Belum mau mengibarkan "bendera putih", kuasa hukum HTI Yusril Ihza Mahendra kemudian mengajukan memori banding atas putusan PTUN, pada 5 Juni 2018. Hasilnya? Lagi-lagi, HTI "tertunduk lesu". Pengadilan Tinggi Tata Usaha Negara (PT TUN) Jakarta, pada 26 September 2018, menolak permohonan banding, sekaligus menguatkan putusan PTUN Jakarta yang menolak gugatan HTI. Tak hanya itu, SK Menkunham atas pembubaran HTI pun, diputuskan sah!

Tiga hakim PT TUN Jakarta dengan Ketua Majelis Kadar Slamet dan dua hakim anggota, Djoko Dwi Hartono dan Slamet Suparjoto menyatakan, berdasarkan fakta pembuktian, HTI terbukti mengembangkan ajaran atau paham khilafah yang bertentangan dengan Pancasila dan UUD 194.

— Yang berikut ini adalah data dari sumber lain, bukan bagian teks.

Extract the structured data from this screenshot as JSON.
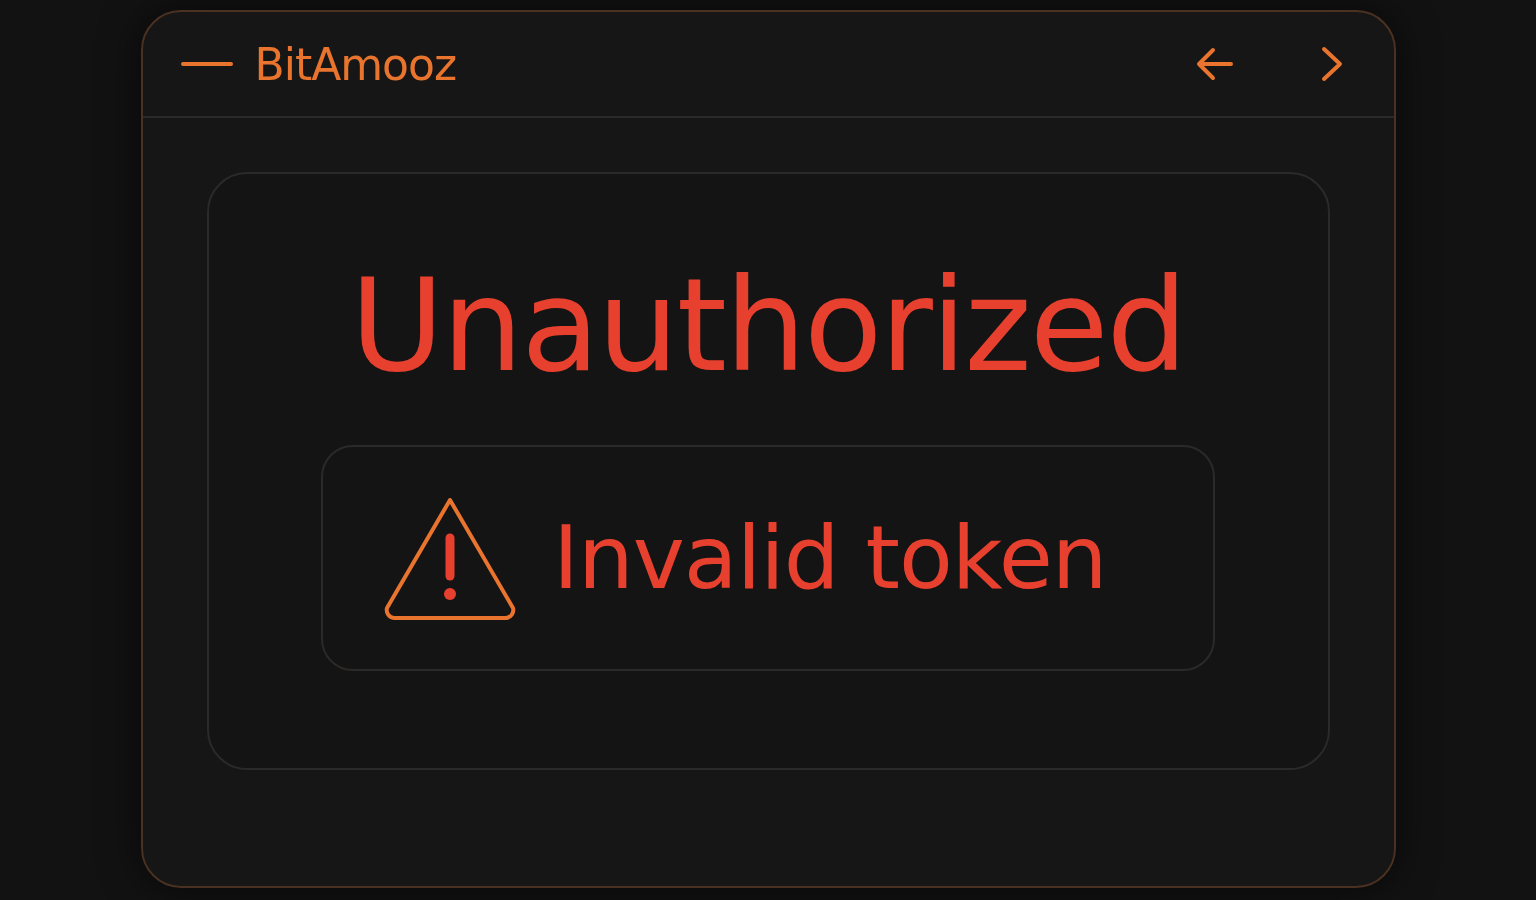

Majelis hakim menegaskan, HTI mengimplementasikan pahamnya dalam berbagai bentuk kegiatan dengan menyebarkan ajaran khilafah, yang tujuan akhirnya mengganti Pancasila dan UUD 1945, serta mengubah NKRI menjadi negara khilafah islamiyah. Tindakan yang sudah menyangkut ancaman serius, ucap majelis hakim, terhadap keutuhan negara dan kesatuan bangsa.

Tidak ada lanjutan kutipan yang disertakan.